Answer:
The center is [tex](\frac{3}{2},0)[/tex].
The problem:
What is the center of the circle X2 + y2 = 28+ 3x?
Step-by-step explanation:
We need to put anything with an [tex]x[/tex] together and anything with a [tex]y[/tex] together:
[tex]x^2+y^2=28+3x[/tex]
Subtract [tex]3x[/tex] on both sides:
[tex](x^2+y^2)-3x=(28+3x)-3x[/tex]
[tex]x^2-3x+y^2=28[/tex]
We need to complete the square for [tex]x[/tex]'s. The [tex]y[/tex]'s are already done.

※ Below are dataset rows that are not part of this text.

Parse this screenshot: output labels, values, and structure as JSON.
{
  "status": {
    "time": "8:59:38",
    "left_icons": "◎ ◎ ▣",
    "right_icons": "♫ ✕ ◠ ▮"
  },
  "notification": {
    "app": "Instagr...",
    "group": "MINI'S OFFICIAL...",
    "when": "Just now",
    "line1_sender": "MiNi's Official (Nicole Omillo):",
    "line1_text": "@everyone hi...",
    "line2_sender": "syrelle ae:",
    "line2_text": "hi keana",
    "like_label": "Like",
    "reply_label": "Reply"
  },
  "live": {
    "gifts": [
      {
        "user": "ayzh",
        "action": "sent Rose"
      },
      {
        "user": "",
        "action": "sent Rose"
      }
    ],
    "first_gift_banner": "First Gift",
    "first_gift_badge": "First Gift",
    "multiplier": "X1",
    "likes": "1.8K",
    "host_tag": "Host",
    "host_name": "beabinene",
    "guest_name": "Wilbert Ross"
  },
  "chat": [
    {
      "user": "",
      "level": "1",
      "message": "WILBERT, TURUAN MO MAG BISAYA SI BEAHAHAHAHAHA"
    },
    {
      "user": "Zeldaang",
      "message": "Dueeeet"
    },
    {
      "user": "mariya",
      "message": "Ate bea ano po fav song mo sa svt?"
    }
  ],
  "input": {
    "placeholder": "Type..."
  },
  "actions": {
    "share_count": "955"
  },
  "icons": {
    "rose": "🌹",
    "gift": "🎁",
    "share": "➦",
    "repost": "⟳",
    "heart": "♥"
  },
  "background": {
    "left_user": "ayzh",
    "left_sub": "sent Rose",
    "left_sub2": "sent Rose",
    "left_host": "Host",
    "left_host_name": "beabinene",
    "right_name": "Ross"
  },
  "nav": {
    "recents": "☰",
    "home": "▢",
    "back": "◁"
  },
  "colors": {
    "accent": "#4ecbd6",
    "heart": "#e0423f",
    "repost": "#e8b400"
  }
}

Keep in mind: [tex]x^2+bx+(\frac{b}{2})^2=(x+\frac{b}{2})^2
So we are going to add [tex](\frac{-3}{2})^2[/tex] on both sides so we can use this identity for the left side with the [tex]x[/tex]'s:
[tex]x^2-3x+(\frac{-3}{2})^2+y^2=28+(\frac{3}{2})^2[/tex]
[tex](x+\frac{-3}{2})^2+y^2=28+\frac{9}{4}[/tex]
[tex](x-\frac{3}{2})^2+y^2=\frac{28(4)+9}{4}[/tex]
[tex](x-\frac{3}{2})^2+(y-0)^2=\frac{121}{4}[/tex]
So the center is [tex](\frac{3}{2},0)[/tex].
The radius is [tex]\sqrt{\frac{121}{4}}=\frac{11}{2}[/tex].